All this coy "my Valentine" business...I wonder if Mrs. B has convinced herself she's in a romance with Sam? Or he's just play acting the wooer to make things a bit less sordid?

What a pity Bess wasn't there...I get the feeling he was anxious to compare with Sarah and Mrs. B.

Mary  •  Link

"the book is above my reach"

Sam means, I think, that the size and scope of library detailed in the book are beyond his means. Books are expensive things, especially when, like Sam, you like to have all your volumes bound in fine, matching bindings.

Robert Gertz  •  Link

I dunno...He said Evelyn sent it as a present. Still, maybe it was only a loan.

Jesse  •  Link

“the book is above my reach”

I'm guessing that by "the book" Pepys is refering to the "directions for gathering a Library" being above his reach. But are these "directions" simply a list of (expensive to accumulate) books or something else/more, e.g. where to obtain books, type of facility, shelving methods &c?

CGS  •  Link

" mind is run a’wool-gathering and my business neglected..."
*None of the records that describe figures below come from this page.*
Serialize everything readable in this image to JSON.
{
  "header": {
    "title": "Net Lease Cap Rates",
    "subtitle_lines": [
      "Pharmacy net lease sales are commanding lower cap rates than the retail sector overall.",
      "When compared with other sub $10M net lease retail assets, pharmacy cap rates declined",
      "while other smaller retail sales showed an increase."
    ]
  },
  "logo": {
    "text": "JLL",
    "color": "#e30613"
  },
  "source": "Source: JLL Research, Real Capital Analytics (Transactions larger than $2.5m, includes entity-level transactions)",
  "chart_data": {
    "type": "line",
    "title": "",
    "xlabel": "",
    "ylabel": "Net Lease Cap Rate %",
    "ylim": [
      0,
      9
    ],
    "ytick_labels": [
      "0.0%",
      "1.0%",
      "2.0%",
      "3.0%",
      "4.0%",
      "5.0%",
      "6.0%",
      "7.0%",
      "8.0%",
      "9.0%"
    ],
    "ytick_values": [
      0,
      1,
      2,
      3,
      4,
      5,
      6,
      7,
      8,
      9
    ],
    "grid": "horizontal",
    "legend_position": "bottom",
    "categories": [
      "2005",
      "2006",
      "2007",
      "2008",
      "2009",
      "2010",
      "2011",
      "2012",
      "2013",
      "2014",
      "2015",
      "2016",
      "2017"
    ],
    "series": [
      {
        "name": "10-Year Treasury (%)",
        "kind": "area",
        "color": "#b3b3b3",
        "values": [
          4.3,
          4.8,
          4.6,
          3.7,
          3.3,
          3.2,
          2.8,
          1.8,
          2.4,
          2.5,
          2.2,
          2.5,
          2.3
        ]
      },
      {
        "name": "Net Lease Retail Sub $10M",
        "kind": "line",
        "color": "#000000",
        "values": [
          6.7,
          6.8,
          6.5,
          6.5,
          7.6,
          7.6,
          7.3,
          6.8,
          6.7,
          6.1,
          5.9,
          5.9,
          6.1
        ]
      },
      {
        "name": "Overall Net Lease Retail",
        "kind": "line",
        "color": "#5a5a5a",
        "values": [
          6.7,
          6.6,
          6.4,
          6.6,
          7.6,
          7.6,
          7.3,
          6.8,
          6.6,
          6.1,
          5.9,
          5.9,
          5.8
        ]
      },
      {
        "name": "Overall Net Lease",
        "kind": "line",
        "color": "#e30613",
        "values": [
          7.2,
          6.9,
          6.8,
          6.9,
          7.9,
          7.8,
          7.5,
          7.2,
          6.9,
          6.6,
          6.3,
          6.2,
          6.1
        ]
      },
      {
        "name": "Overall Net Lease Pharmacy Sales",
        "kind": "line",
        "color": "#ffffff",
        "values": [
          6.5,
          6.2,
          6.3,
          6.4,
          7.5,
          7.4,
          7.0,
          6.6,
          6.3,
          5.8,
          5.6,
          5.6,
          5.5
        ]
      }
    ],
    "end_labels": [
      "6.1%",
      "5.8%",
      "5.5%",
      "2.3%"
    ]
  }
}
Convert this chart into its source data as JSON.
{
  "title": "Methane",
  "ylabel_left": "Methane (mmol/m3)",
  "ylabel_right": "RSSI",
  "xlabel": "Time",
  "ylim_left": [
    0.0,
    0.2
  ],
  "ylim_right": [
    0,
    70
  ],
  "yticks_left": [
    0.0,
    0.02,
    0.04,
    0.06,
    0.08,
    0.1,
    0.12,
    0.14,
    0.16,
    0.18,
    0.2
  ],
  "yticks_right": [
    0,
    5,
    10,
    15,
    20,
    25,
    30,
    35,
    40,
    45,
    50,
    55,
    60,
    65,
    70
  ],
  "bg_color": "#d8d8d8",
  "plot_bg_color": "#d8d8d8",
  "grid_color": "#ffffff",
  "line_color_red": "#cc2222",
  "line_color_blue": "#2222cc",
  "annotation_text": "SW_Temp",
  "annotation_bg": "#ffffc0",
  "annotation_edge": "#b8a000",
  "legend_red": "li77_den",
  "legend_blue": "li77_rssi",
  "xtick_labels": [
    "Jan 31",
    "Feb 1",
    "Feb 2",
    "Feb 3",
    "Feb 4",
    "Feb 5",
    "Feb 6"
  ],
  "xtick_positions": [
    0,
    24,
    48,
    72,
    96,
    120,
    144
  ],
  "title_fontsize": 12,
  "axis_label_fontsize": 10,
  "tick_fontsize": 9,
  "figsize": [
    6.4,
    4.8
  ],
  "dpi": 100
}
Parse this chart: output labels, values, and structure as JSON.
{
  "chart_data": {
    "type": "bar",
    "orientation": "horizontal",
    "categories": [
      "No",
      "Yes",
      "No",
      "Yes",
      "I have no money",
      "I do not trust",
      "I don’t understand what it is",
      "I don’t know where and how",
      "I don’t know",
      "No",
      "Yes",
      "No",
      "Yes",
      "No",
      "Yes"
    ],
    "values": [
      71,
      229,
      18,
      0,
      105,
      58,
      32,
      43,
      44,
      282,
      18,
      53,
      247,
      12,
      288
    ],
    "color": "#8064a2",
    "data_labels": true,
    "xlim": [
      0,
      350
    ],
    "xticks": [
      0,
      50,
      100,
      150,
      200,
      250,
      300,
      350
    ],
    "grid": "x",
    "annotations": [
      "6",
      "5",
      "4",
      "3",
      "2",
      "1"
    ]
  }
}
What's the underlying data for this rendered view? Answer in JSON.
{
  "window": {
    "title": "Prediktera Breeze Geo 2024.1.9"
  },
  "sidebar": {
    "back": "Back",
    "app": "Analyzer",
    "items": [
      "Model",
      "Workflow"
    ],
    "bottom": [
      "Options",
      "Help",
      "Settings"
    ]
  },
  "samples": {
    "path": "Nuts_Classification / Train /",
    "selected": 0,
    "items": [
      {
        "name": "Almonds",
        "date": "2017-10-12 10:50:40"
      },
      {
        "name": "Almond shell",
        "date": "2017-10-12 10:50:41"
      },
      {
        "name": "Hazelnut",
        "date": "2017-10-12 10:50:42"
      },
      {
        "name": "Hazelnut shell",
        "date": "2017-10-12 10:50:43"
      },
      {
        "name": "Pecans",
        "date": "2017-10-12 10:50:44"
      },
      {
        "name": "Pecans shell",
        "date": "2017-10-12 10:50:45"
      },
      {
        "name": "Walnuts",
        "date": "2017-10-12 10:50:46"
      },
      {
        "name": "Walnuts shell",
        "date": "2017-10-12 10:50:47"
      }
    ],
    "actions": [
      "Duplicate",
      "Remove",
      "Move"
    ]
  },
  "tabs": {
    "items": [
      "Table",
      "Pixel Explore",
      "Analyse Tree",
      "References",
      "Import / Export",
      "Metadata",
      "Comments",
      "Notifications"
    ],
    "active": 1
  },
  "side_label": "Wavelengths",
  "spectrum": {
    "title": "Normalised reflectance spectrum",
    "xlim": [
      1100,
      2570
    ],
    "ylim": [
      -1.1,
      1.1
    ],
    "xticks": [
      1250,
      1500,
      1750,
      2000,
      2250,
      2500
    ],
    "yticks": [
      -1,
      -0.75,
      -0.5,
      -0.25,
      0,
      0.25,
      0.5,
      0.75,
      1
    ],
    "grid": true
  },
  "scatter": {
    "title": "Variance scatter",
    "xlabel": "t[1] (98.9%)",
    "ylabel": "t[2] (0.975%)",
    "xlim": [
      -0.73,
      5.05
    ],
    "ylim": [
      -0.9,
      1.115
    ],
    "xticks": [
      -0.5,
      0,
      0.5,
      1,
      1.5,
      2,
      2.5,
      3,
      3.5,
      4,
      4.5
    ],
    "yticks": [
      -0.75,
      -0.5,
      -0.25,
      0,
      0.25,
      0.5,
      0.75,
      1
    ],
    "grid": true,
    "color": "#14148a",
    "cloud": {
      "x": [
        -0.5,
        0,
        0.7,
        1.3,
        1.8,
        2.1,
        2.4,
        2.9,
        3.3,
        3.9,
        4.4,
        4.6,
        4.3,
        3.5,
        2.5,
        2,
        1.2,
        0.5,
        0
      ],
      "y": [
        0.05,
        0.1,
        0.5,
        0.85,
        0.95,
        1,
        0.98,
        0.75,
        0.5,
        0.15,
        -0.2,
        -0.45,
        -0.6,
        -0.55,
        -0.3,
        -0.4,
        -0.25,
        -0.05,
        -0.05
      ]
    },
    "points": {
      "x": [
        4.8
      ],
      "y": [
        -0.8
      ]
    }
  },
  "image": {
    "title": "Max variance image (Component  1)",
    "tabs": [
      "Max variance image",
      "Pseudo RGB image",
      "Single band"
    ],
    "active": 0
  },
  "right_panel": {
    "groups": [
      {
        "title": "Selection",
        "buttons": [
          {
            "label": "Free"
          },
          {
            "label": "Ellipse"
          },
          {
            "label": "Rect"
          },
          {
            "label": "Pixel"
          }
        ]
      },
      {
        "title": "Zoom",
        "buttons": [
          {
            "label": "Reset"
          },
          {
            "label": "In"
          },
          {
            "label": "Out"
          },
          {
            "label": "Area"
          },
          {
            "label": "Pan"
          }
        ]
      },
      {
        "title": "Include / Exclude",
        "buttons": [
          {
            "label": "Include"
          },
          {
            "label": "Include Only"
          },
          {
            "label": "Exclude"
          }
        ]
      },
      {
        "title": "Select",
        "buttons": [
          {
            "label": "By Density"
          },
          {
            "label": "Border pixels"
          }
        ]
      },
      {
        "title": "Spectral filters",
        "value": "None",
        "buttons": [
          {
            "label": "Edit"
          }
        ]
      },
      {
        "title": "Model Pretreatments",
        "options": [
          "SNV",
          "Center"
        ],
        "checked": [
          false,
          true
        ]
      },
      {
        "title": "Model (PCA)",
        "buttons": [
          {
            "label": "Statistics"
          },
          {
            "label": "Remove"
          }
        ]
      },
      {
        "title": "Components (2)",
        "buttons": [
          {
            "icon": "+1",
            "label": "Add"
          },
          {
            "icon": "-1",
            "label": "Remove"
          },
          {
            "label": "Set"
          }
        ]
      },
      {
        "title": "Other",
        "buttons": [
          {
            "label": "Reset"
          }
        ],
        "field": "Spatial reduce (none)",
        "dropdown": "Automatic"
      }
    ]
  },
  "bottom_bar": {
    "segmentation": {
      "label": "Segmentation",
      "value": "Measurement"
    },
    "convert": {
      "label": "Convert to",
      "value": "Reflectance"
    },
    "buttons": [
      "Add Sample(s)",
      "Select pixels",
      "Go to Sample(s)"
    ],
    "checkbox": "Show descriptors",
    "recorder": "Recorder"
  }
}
Evelyn's World be truly magnificent,Monies well spent, gave Samuell Ideas, so different from the Palace of Wesminster which be full of "..."
J.E. be a man of taste and truly a rare bird.

Michael Robinson  •  Link

" ... but the book is above my reach, ..."

Naudé's text concerns libraries that, though private, are really institutional research libraries in character and size with universal subject coverage; for example one piece of advice was the importance of buying entire specialist collections for efficiency and economy, the Bibliothèque Mazarine started with 5,000 volumes, acquired its own building and had increased to 40,000 by 1648. Pepys was a buyer of single volumes he found of interest.


The copy, presumably that now PL 789, was a gift. Per L&M inscribed ‘Be pleased to accept this trifle from yr most humble ser[van]t J.E.’ and containing a few corrections in Evelyn’s hand.

Robert Gertz  •  Link

Sorry, Mary...I was reading at 4:45 am. I see now you meant the libraries intended not the single book.

A Hamilton  •  Link

Although being late, as usual, to the annotators' conversation, I would add that the Marvel analogy to Sam's quickie and then horticultural discussion with Evelyn is better found in The Garden: "When we have run our passion's heat...:

When we have run our passion's heat,
Love hither makes his best retreat :
The gods who mortal beauty chase,
Still in a tree did end their race.
Apollo hunted Daphne so,
Only that she might laurel grow,
And Pan did after Syrinx speed,
Not as a nymph, but for a reed.

( And, of course Dorothy Parker's riff on the same theme: "You can lead a horticulture, but you cannot maker her think."